Убийство на улице Коминтерна?

Что же это получается — за соседними столами сидели пять человек, один скончался от естественных причин, а все остальные…

Он был где-то рядом, внезапно понял Опалин. И перед его внутренним взором возник зал в «Национале» — множество посетителей, цветы в тонких высоких вазах, странные настольные светильники в две лампочки, с абажурчиками, украшенными толстыми кистями, официанты в белом, с салфетками, перекинутыми через левую руку… И за высоченными окнами — громада недавно отстроенной гостиницы «Москва».

Отпустив Орешникова, Иван набрал номер Нины.

— Скажите, Нина, вы не знаете, ваш знакомый Былинкин был в курсе дел своего дяди?

— Думаю, был, — ответила Нина после паузы.

Напоминание о студенте было ей не слишком приятно. Не так давно Нина обнаружила, что, хотя ей и нравится Опалин, Антон все-таки тоже симпатичен. Когда Нина в школе читала романы, в которых героиня была влюблена разом в двоих, она искренне недоумевала, как можно быть такой бессердечной. И вот, пожалуйста, все это происходит с ней самой и она даже находит сложившуюся ситуацию вполне естественной. Опалин был старше и казался почти недосягаемым, в то время как Антон всегда оставался близким и доступным. Но при таком раскладе для Былинкина вообще не оставалось места, тем более что и раньше он даже по касательной не зацепил Нининого сердца. Однако Миша воспринял ее охлаждение по-своему, сочтя, что Нина перестала им интересоваться после смерти дяди, который теперь не мог помогать с билетами в театры и прочими приятными вещами.
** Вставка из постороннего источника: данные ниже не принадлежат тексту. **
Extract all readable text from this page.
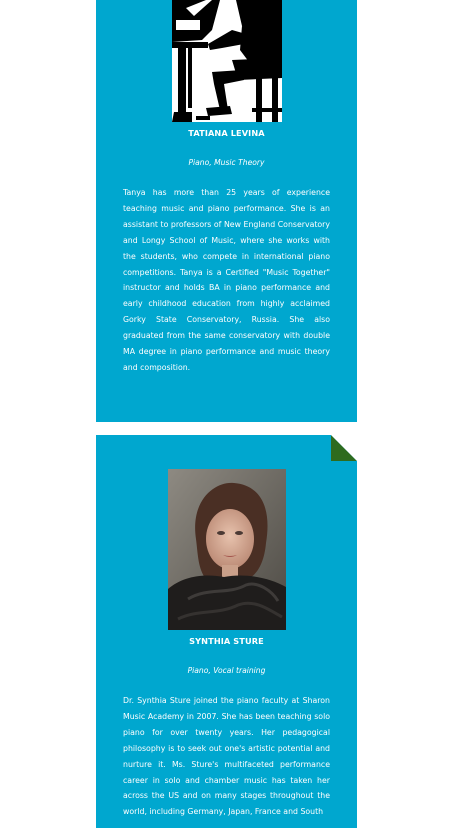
TATIANA LEVINA
Piano, Music Theory

Tanya has more than 25 years of experience teaching music and piano performance. She is an assistant to professors of New England Conservatory and Longy School of Music, where she works with the students, who compete in international piano competitions. Tanya is a Certified "Music Together" instructor and holds BA in piano performance and early childhood education from highly acclaimed Gorky State Conservatory, Russia. She also graduated from the same conservatory with double MA degree in piano performance and music theory and composition.

SYNTHIA STURE
Piano, Vocal training

Dr. Synthia Sture joined the piano faculty at Sharon Music Academy in 2007. She has been teaching solo piano for over twenty years. Her pedagogical philosophy is to seek out one's artistic potential and nurture it. Ms. Sture's multifaceted performance career in solo and chamber music has taken her across the US and on many stages throughout the world, including Germany, Japan, France and South
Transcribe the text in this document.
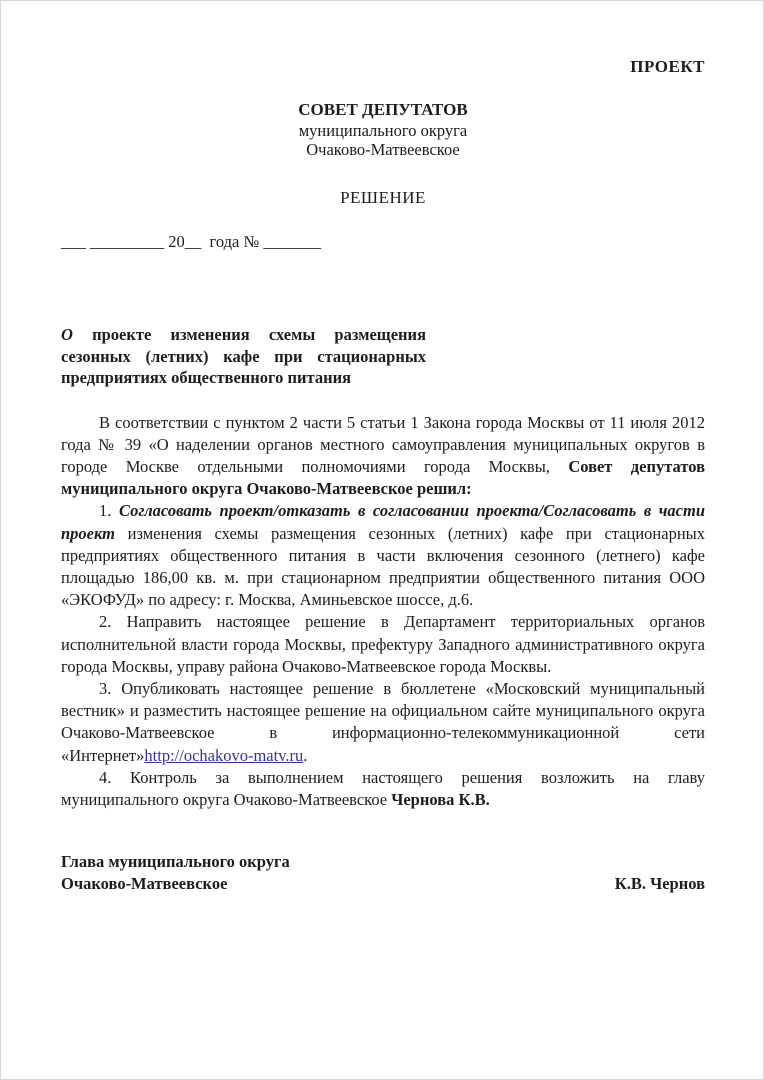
ПРОЕКТ
СОВЕТ ДЕПУТАТОВ
муниципального округа
Очаково-Матвеевское
РЕШЕНИЕ
___ _________ 20__  года № _______
О проекте изменения схемы размещения
сезонных (летних) кафе при стационарных
предприятиях общественного питания

В соответствии с пунктом 2 части 5 статьи 1 Закона города Москвы от 11 июля 2012 года № 39 «О наделении органов местного самоуправления муниципальных округов в городе Москве отдельными полномочиями города Москвы, Совет депутатов муниципального округа Очаково-Матвеевское решил:

1. Согласовать проект/отказать в согласовании проекта/Согласовать в части проект изменения схемы размещения сезонных (летних) кафе при стационарных предприятиях общественного питания в части включения сезонного (летнего) кафе площадью 186,00 кв. м. при стационарном предприятии общественного питания ООО «ЭКОФУД» по адресу: г. Москва, Аминьевское шоссе, д.6.

2. Направить настоящее решение в Департамент территориальных органов исполнительной власти города Москвы, префектуру Западного административного округа города Москвы, управу района Очаково-Матвеевское города Москвы.

3. Опубликовать настоящее решение в бюллетене «Московский муниципальный вестник» и разместить настоящее решение на официальном сайте муниципального округа Очаково-Матвеевское в информационно-телекоммуникационной сети «Интернет»http://ochakovo-matv.ru.

4. Контроль за выполнением настоящего решения возложить на главу муниципального округа Очаково-Матвеевское Чернова К.В.

Глава муниципального округа
Очаково-Матвеевское	К.В. Чернов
Нину такие инсинуации глубоко возмутили, она рассорилась с Былинкиным, и общаться они совсем перестали.

— Вы не подскажете, где его проще всего найти? — спросил Опалин. — Хочу уточнить кое-что.

И на следующий день Казачинский доставил к нему студента, решившего, что предстоящий разговор связан с возобновлением поисков шофера, который насмерть сбил его дядю.

Опалин не стал разуверять Былинкина, и, задав для отвода глаз несколько общих вопросов, перешел к интересующему его скандалу в «Национале».

— Ну, это когда было, еще до праздников, — удивился Миша. — И почему непременно скандал? В «Национале» такое случалось… А выходка этого фотографа — сущая чепуха. Дядя, по крайней мере, отнесся к ней очень… юмористически. Выпил человек, был расстроен и приставал ко всем, интересовался, считают ли его хорошим фотографом.

— А Доманин сомневался в собственном таланте?

— Нет, тут другое. Ему обещали персональную выставку, а в последний момент завернули. Я так понял, завернули… ну… в оскорбительной форме, мол, не настолько он хороший фотограф, чтобы ему выставки устраивать. А он о себе был очень высокого мнения…

Выставка. Вот оно что. И Опалин сразу же вспомнил надпись на обороте фотографии Маши: «Для выставки. Парижанка на бульваре Монпарнас…»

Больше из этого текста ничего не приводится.